Unasco is also involved in the Australian manufacture and
development of fibre optics technology, which is used to illuminate
buildings, swimming pools and mines.
Its co-owner, Bill Bentley, inherited the business with his
brothers Dick and Paul from his father and his grandfather
before him, and has employed a rare mix of intuition, experience
and true grit to steer the company through the challenges
of the past 70 years.
Unasco approached Scottish Pacific Business Finance many years
ago primarily to help launch its exporting business. It chose
to use the strong sales from its domestic business as security
for its factoring facility.
"Once the marketplace reached saturation
in Australia, we knew there was a lot of money to be made
overseas," says Bill. "We were struggling because
it took so long to get the product together in the big container
loads, ship them overseas and then to get paid.
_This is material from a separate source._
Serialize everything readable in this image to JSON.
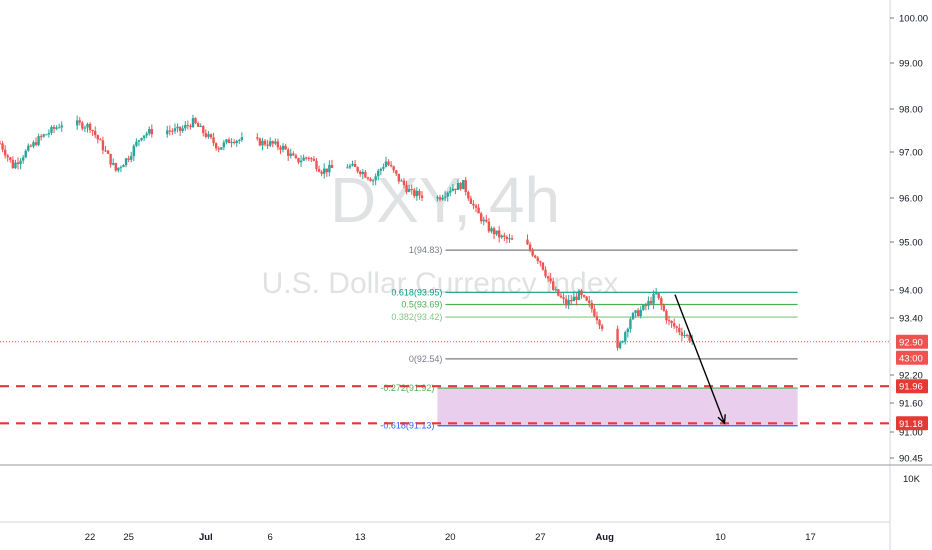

We did not
have enough money to fund that time lag so we decided to use
the Factoring Facility offered by Scottish Pacific.
"It allowed us to pull cash in for the business until
the money came back from overseas."
Unasco’s
chief financial officer David Newman says the company entered
Factoring before it became popular but since that time, the
business had grown ten-fold.
"Bill believed Scottish Pacific
were there to help us and they have helped us in many ways
over the years," says David. "They were a great
help when GST was introduced.
"Bill was always of the ethos that if you had a quid
in the bank, you should buy something and sell it –
quick. But when the GST was introduced, we could see that
shaping up as a cashflow recipe for disaster, so we asked
Scottish Pacific to be our piggy bank, keeping the GST and
PAYG in reserve and to manage the cheques."